Die Zellen des Immunsystems können nur in Anwesenheit bestimmter Faktoren (Kofaktoren) ihre schützenden Funktionen vollständig ausüben. Als Kofaktoren dienen manche Vitamine und bestimmte Mineralstoffe.

Mineralstoffe – was ist das?

Mineralstoffe sind anorganische Stoffe, die der menschliche Körper für viele Funktionen benötigt. Sie spielen unter anderem im Wasserhaushalt, im Nervensystem und als Kofaktoren in zahlreichen physiologischen Prozessen eine Rolle – so auch bei der Immunabwehr.

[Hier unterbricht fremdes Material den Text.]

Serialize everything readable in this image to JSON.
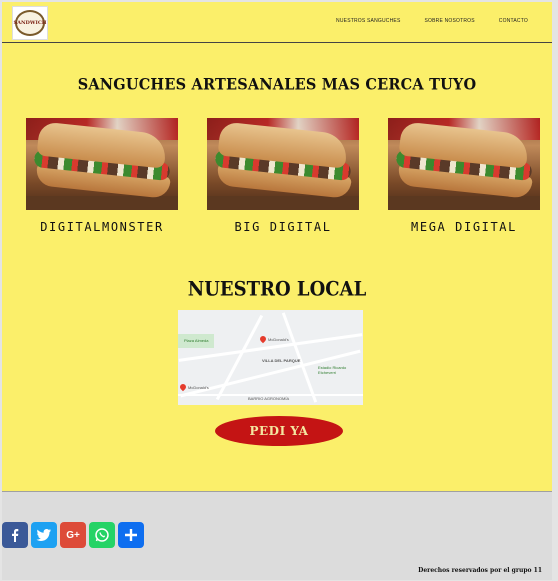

Mineralstoffe kann man je nach Konzentration im Körper in zwei Gruppen einteilen:

  • Mengenelemente (Natrium, Kalium, Kalzium, Phosphor, Magnesium)
  • Spurenelemente (Zink, Eisen, Jod, Fluor, Selen)
  • Da der Körper Mineralstoffe nicht selbst bilden kann, müssen sie regelmäßig und in ausreichender Menge von außen zugeführt werden.

Immunsystem stärken: Mineralstoffe

Für die Abwehrkräfte sind vor allem drei Spurenelemente wichtig: Zink, Selen und Eisen.

  • Zink: Zink hilft Abwehrzellen dabei, schädliche Angreifer schnell zu finden und effektiv auszuschalten. Zudem erhöht es die Anzahl von bestimmten Abwehrzellen und führt so zu einem besseren Schutz. Zink ist vor allem in Vollkornprodukten, Fleisch, Schalentieren und Milchprodukten enthalten. Gut zu wissen: Der Körper besitzt keine großen Zinkspeicher. Deshalb ist eine kontinuierliche Zufuhr des Spurenelements besonders wichtig.
  • Selen: Die Hauptfunktion von Selen ist die Unterstützung von antioxidativen Prozessen. Selen ist unter anderem in Nüssen (z.B. Paranüssen) und in bestimmten Fischarten (z.B. Hering, Rotbarsch) vorhanden.
  • Eisen: Eisen unterstützt die Fresszellen und ist es ebenfalls fester Bestandteil bei antioxidativen Prozessen. Eisen kommt vor allem in tierischen Innereien vor (Schweineleber, Leberwurst), aber auch in Weizenkleie, Pfifferlingen oder Zartbitterschokolade.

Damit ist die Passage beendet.